«Pasión contenida.» Por fin lo entendió. Cantó y bailó sintiéndose bella, sin exhibirse, alzándose por encima del teatro entero como una diosa que nada tuviera que demostrar. Comprendió que un suspiro, un guiño o una caída de ojos en dirección hacia la luneta o el patio, el revoloteo de una mano en el aire, un simple quiebro de cintura o el resplandor de las gotas de sudor corriendo abajo desde el cuello hasta sus pechos eran capaces de enardecer todavía más el deseo que el descaro o la desvergüenza.
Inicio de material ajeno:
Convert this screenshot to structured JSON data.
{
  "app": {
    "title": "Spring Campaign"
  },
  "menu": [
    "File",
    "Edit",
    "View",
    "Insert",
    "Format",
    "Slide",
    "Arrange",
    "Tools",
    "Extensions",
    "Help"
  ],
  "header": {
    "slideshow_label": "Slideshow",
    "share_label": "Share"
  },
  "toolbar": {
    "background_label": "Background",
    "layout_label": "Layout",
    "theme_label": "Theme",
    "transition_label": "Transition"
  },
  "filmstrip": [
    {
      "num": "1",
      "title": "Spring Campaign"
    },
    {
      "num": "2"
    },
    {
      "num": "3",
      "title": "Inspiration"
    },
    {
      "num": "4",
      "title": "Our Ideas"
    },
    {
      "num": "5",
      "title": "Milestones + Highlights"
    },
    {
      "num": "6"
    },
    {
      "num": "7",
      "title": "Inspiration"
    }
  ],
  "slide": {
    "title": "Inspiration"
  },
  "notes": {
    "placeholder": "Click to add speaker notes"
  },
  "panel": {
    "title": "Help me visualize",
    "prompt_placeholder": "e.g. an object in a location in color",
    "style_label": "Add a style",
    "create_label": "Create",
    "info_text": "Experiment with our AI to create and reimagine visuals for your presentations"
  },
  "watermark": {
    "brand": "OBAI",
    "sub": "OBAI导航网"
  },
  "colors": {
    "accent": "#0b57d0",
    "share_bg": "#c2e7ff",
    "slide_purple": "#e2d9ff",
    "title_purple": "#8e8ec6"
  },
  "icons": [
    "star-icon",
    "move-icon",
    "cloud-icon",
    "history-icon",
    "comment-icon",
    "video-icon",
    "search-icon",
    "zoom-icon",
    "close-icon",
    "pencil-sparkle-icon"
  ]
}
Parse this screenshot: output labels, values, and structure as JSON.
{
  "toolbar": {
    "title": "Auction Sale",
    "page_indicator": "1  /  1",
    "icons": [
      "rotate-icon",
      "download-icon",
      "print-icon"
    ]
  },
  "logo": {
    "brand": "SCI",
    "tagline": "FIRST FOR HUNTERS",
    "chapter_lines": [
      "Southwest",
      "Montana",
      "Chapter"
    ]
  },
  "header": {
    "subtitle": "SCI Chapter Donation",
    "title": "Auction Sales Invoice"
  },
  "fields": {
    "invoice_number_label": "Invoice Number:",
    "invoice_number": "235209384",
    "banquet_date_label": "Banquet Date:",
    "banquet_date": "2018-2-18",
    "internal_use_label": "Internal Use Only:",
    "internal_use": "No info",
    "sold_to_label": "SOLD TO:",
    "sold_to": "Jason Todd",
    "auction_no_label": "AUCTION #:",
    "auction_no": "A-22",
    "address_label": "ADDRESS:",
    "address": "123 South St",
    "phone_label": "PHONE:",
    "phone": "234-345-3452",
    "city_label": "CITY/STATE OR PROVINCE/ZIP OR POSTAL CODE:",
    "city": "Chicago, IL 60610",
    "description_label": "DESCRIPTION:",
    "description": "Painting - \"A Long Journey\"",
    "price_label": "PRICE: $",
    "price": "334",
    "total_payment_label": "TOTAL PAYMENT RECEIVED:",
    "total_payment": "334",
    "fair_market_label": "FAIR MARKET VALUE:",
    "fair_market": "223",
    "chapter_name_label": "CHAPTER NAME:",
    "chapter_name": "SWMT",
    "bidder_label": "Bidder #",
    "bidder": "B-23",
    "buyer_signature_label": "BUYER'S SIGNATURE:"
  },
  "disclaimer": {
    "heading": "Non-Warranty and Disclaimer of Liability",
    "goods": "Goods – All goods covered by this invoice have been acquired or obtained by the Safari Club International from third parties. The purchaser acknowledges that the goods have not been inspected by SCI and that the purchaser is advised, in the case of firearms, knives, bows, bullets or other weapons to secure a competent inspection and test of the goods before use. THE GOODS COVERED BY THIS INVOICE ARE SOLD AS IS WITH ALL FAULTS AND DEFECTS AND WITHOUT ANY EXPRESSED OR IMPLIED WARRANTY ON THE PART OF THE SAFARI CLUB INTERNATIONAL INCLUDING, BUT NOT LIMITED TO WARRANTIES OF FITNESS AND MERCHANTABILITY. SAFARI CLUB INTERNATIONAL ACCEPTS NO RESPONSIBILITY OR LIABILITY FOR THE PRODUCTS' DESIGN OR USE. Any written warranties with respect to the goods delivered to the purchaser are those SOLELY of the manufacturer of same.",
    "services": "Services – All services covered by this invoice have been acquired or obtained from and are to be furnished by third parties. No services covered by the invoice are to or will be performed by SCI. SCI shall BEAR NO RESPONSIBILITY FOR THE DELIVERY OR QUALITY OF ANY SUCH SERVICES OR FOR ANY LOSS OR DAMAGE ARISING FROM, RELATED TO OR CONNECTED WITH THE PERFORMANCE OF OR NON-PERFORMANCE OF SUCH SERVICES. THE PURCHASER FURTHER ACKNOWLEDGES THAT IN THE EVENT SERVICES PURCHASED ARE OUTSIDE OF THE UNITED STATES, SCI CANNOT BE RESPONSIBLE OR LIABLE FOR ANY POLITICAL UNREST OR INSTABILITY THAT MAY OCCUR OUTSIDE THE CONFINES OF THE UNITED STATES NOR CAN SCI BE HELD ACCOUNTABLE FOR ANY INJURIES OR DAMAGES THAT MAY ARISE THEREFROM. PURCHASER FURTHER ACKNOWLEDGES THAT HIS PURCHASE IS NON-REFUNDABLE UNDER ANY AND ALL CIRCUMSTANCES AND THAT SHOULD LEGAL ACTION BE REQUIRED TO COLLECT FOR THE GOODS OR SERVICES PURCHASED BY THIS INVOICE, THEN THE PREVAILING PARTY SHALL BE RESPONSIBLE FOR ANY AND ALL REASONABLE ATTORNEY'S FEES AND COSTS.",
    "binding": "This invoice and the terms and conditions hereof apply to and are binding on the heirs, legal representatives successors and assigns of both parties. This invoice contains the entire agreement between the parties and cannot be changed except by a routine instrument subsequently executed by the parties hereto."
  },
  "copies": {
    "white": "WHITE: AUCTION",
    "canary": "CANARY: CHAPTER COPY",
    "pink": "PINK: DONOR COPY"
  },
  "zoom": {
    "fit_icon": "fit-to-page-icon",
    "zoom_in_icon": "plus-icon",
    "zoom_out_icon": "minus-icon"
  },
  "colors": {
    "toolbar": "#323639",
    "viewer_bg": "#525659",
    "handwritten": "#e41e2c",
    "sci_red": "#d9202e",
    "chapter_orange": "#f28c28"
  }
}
—Ni hombres ni mujeres lo pretenden —le explicó Marina, una rubia menuda que hacía de tercera dama y con la que Milagros había intimado una noche en la que le confió sus desvelos—. Necesitan ídolos inaccesibles; tienen que excusar ante sí mismos el hecho de no poder conseguirte. Si bajas al patio y te mezclas con ellos, no les sirves; serás igual que cualquiera de las mujeres con las que se relacionan. Si te muestras soez, te compararán con una de las muchas prostitutas que se les ofrecen por las calles y perderás su interés.
—¿Y las mujeres de la cazuela? —inquirió Milagros.
—¿Esas? Es muy simple: envidian todo aquello que pueda atraer a sus hombres más que ellas.
—¿Envidia? —se extrañó la gitana.
—Envidia, sí. Una comezón que las llevará a hacer cuanto esté en su mano por parecerse a ti.
Milagros no solo aprendió a controlar su sensualidad; también supo proporcionar al público el diálogo que esperaban de una buena cómica. Desconcertaba a la orquesta que, poco a poco, ciegos tras la cortina lateral pero advertidos por las indicaciones del propio don José, fue acostumbrándose al ritmo y desorden que originaba la gitana. Milagros actuaba de acuerdo con el texto de las tonadas que le tocaba cantar y bailar.
—¿Dónde está ese sargento? —preguntó en una ocasión, interrumpiendo una copla que lloraba el infructuoso galanteo del soldado con una condesa—. ¿Hay algún sargento de los gloriosos ejércitos del rey en el patio?
Don José indicó a la orquesta que sostuviese la música y un par de manos se alzaron entre los mosqueteros.
—No te preocupes —le dijo entonces a uno de los militares—, ¿para qué aspirar a una dama de noble cuna con todas las bellas mujeres que desde la cazuela anhelan que les demuestres cómo usas tu… espada?
El alcalde negó con la cabeza al tiempo que don José, con gesto autoritario, ordenaba a los músicos que atacasen el siguiente compás para que Milagros se lanzase a cantar entre todo tipo de propuestas deshonestas que surgían desde la cazuela.
Cantó para las gentes humildes. Habló con ellas. Rió, gritó, lloró y simuló rasgarse las vestiduras ante la desgracia de los menos favorecidos. Al ritmo de infinidad de tonadas populares, señaló con coraje a los nobles y ricos de los aposentos mientras cientos de miradas seguían su dedo acusador hacia la víctima escogida, y los interrogó acerca de sus costumbres y sus lujos desmedidos. Entre risas, ironizó sobre los cortejos de las damas y sobre los frailes y la multitud de abates holgazanes que poblaban las calles de Madrid buscando su sustento en la compañía de las mujeres con posibles. Los silbidos y abucheos de patio y cazuela acompañaron su desprecio hacia los petimetres amanerados que, imperturbables, como si nada pudiera afectarles, respondían a sus burlas con ademanes displicentes.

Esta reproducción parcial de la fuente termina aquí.